The strain to blame this season is H3N2, a sub strain from influenza A, which can be hosted by birds and swine, as well as humans. It’s the strains that take form from this particular strain that account for more hospitalizations and higher death tolls.
From 2003 to 2013, the three flu seasons that were dominated by H3N2 strains of the flu had the highest mortality rates, according to verywell.com. The CDC reported that the 2013 strain had a high of 56,000 American deaths in connection to the flu.
A typical flu season starts in December and ends in February, but some strains have been known to survive into the early weeks of May. If infected, the symptoms tend to last four to five days, but can persist up to seven days.

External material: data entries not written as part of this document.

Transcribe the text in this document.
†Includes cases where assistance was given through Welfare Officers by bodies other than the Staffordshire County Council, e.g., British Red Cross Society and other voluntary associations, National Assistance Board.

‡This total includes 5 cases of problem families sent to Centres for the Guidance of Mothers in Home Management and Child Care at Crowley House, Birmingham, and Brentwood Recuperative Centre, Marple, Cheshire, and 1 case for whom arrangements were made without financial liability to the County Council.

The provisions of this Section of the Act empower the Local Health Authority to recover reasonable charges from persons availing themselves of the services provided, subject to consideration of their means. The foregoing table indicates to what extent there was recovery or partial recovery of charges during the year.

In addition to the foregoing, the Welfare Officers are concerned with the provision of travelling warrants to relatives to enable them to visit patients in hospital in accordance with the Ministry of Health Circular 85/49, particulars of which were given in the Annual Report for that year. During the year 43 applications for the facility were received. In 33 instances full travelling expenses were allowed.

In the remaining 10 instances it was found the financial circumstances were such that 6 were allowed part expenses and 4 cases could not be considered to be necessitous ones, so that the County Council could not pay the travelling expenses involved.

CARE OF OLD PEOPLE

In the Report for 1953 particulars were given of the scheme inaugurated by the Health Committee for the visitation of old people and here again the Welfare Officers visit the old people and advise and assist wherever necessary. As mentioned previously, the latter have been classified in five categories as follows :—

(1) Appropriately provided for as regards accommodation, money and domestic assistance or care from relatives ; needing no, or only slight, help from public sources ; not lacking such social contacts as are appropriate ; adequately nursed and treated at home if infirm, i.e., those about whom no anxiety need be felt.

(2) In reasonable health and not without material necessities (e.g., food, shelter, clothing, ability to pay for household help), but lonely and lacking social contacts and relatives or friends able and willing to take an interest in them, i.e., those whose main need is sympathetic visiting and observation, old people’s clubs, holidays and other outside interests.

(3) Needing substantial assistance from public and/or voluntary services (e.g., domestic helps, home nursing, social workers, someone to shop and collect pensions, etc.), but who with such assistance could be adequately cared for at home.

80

The best way to prevent catching the flu is by getting a shot. One flu vaccine provides protection all season long, and can prevent illness or reduce the severity of flu symptoms.
“There are at least three good reasons for everyone six months and older to get an annual flu shot,” said Health Commissioner Sherlita Amler, MD. “First, as flu strains change each year, the vaccine is adapted to take them on. Second, people of every age, including those who are healthy, can become quite ill with the flu. And third, healthier people who get a flu shot each year help protect infants too young to receive the vaccine, seniors, and people with chronic health conditions, for whom the flu can be very serious.”

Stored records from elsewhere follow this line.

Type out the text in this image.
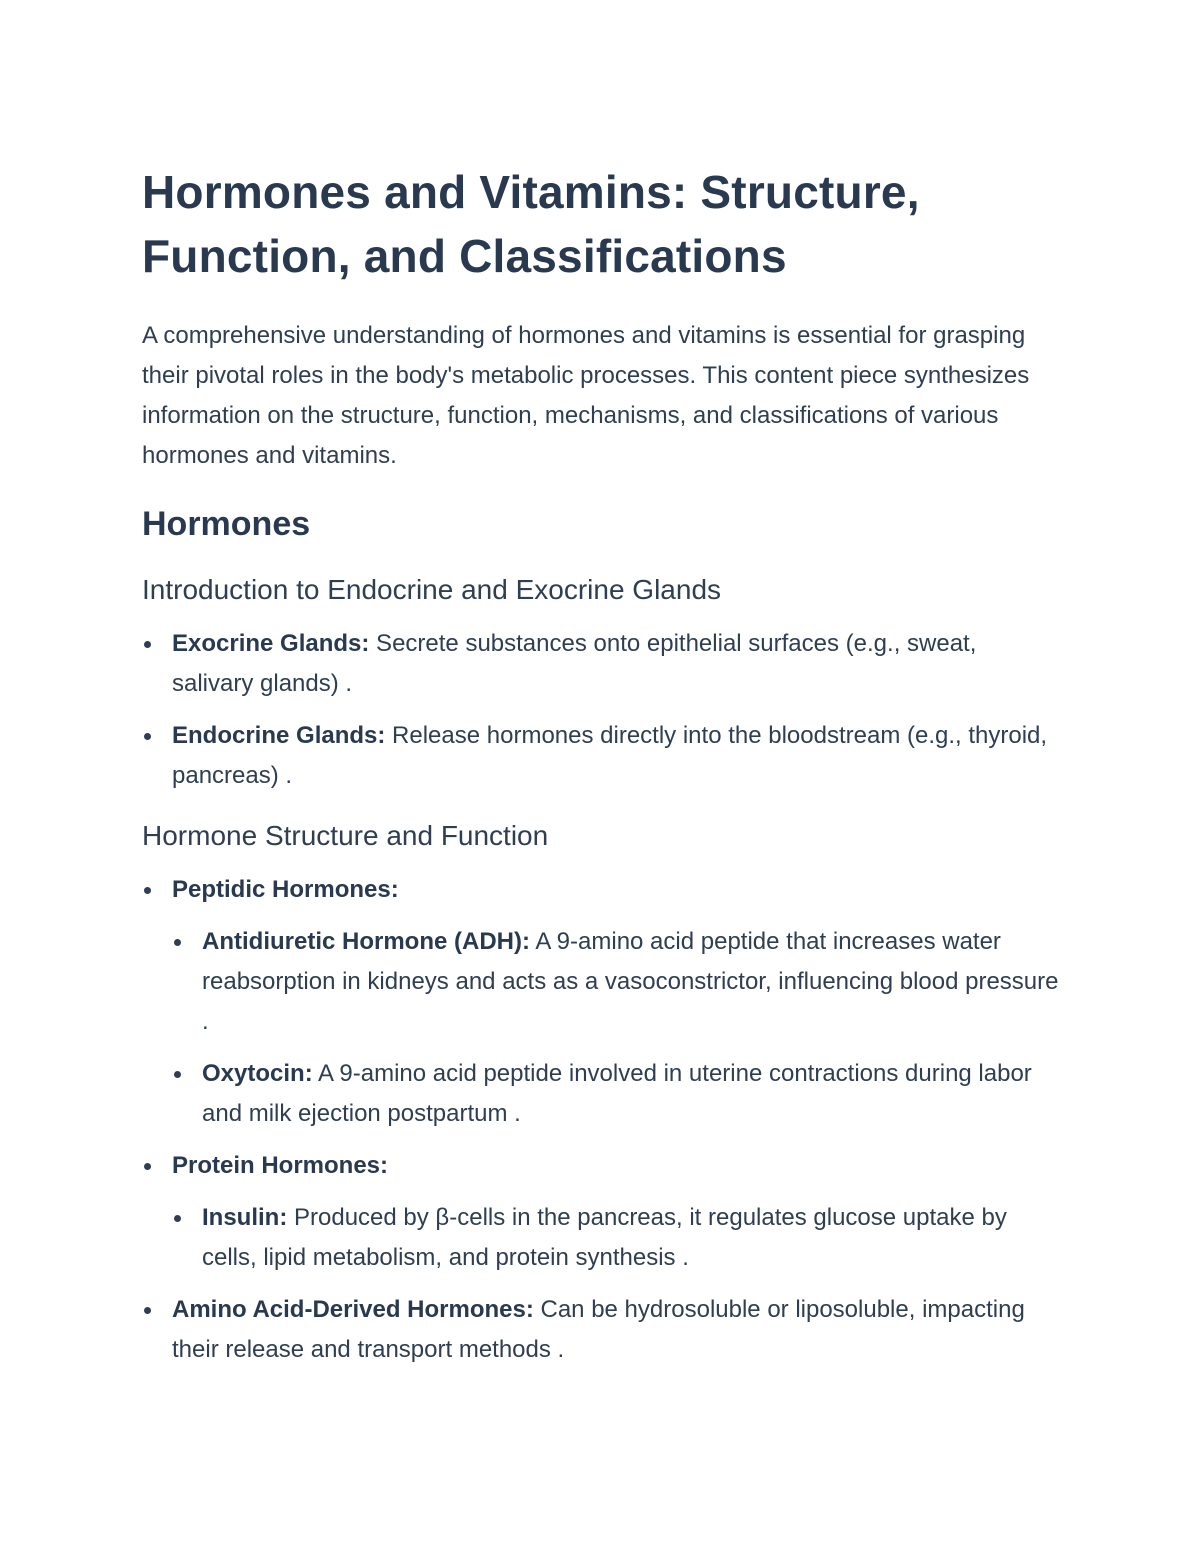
Hormones and Vitamins: Structure, Function, and Classifications

A comprehensive understanding of hormones and vitamins is essential for grasping their pivotal roles in the body's metabolic processes. This content piece synthesizes information on the structure, function, mechanisms, and classifications of various hormones and vitamins.

Hormones
Introduction to Endocrine and Exocrine Glands
Exocrine Glands: Secrete substances onto epithelial surfaces (e.g., sweat, salivary glands) .
Endocrine Glands: Release hormones directly into the bloodstream (e.g., thyroid, pancreas) .
Hormone Structure and Function
Peptidic Hormones:
Antidiuretic Hormone (ADH): A 9-amino acid peptide that increases water reabsorption in kidneys and acts as a vasoconstrictor, influencing blood pressure .
Oxytocin: A 9-amino acid peptide involved in uterine contractions during labor and milk ejection postpartum .
Protein Hormones:
Insulin: Produced by β-cells in the pancreas, it regulates glucose uptake by cells, lipid metabolism, and protein synthesis .
Amino Acid-Derived Hormones: Can be hydrosoluble or liposoluble, impacting their release and transport methods .
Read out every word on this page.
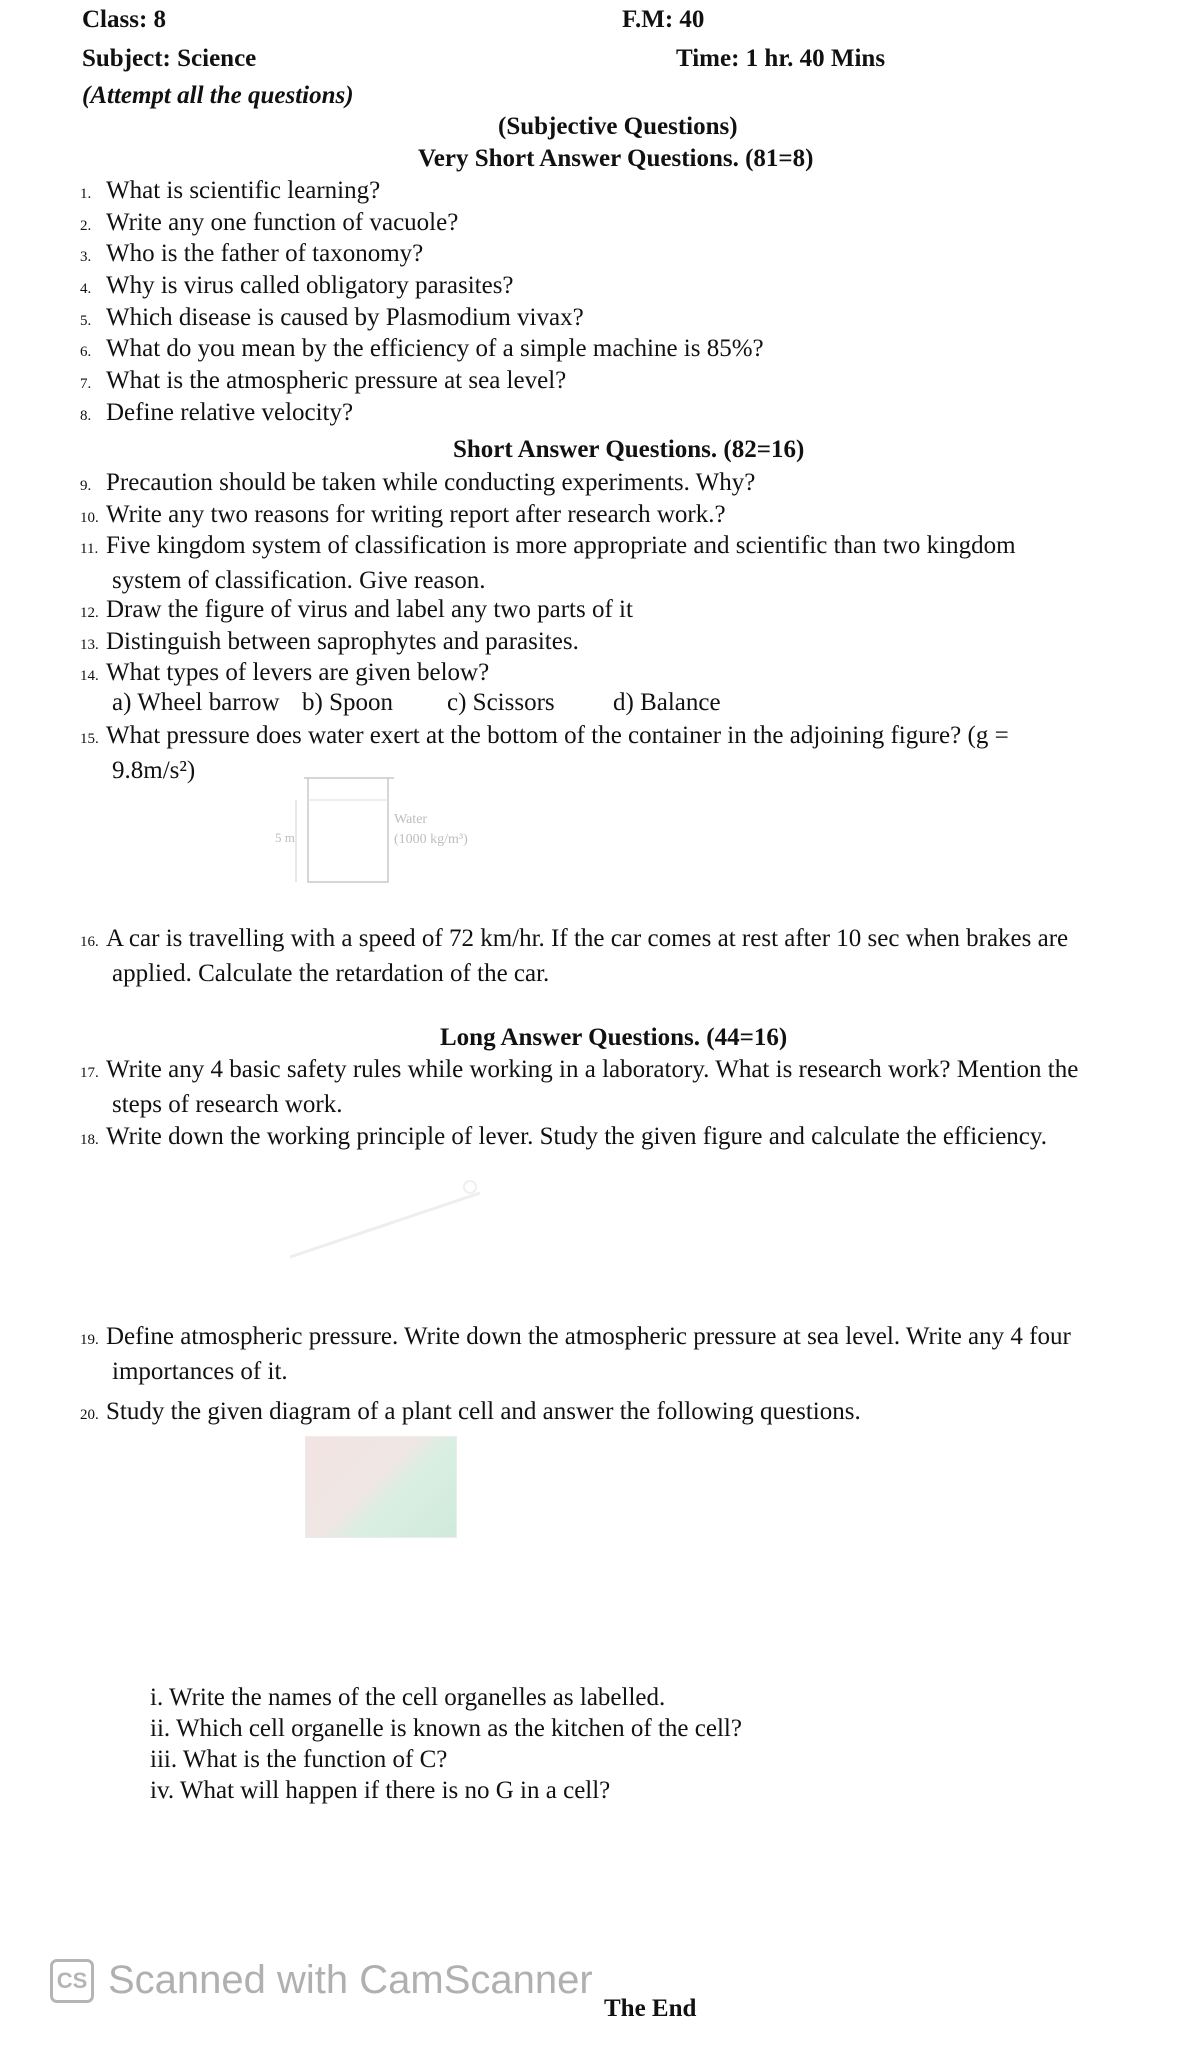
Class: 8	F.M: 40
Subject: Science	Time: 1 hr. 40 Mins
(Attempt all the questions)
(Subjective Questions)
Very Short Answer Questions. (81=8)
1. What is scientific learning?
2. Write any one function of vacuole?
3. Who is the father of taxonomy?
4. Why is virus called obligatory parasites?
5. Which disease is caused by Plasmodium vivax?
6. What do you mean by the efficiency of a simple machine is 85%?
7. What is the atmospheric pressure at sea level?
8. Define relative velocity?
Short Answer Questions. (82=16)
9. Precaution should be taken while conducting experiments. Why?
10. Write any two reasons for writing report after research work.?
11. Five kingdom system of classification is more appropriate and scientific than two kingdom
system of classification. Give reason.
12. Draw the figure of virus and label any two parts of it
13. Distinguish between saprophytes and parasites.
14. What types of levers are given below?
a) Wheel barrow b) Spoon c) Scissors d) Balance
15. What pressure does water exert at the bottom of the container in the adjoining figure? (g =
9.8m/s²)
5 m
Water
(1000 kg/m³)
16. A car is travelling with a speed of 72 km/hr. If the car comes at rest after 10 sec when brakes are
applied. Calculate the retardation of the car.
Long Answer Questions. (44=16)
17. Write any 4 basic safety rules while working in a laboratory. What is research work? Mention the
steps of research work.
18. Write down the working principle of lever. Study the given figure and calculate the efficiency.
19. Define atmospheric pressure. Write down the atmospheric pressure at sea level. Write any 4 four
importances of it.
20. Study the given diagram of a plant cell and answer the following questions.
i. Write the names of the cell organelles as labelled.
ii. Which cell organelle is known as the kitchen of the cell?
iii. What is the function of C?
iv. What will happen if there is no G in a cell?
CS Scanned with CamScanner
The End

Flu symptoms include fevers, headaches, muscle aches, and extreme fatigue. Similar to the common cold, but while the cold severity builds up over time, the flu hits its victims with full force once it’s in the host and disrupts means of productivity.
If one finds that they do get a respiratory infection, to prevent it spreading the infected individual should cough or sneeze into their elbow, wash their hands frequently with soap and warm water. If possible, they should also stay home until 24 hours after the fever subsides and clean surfaces that are touched frequently, such as door knobs or water faucets.
It’s also very important to get plenty of rest, eat healthy food, and hydrate with water as much as possible.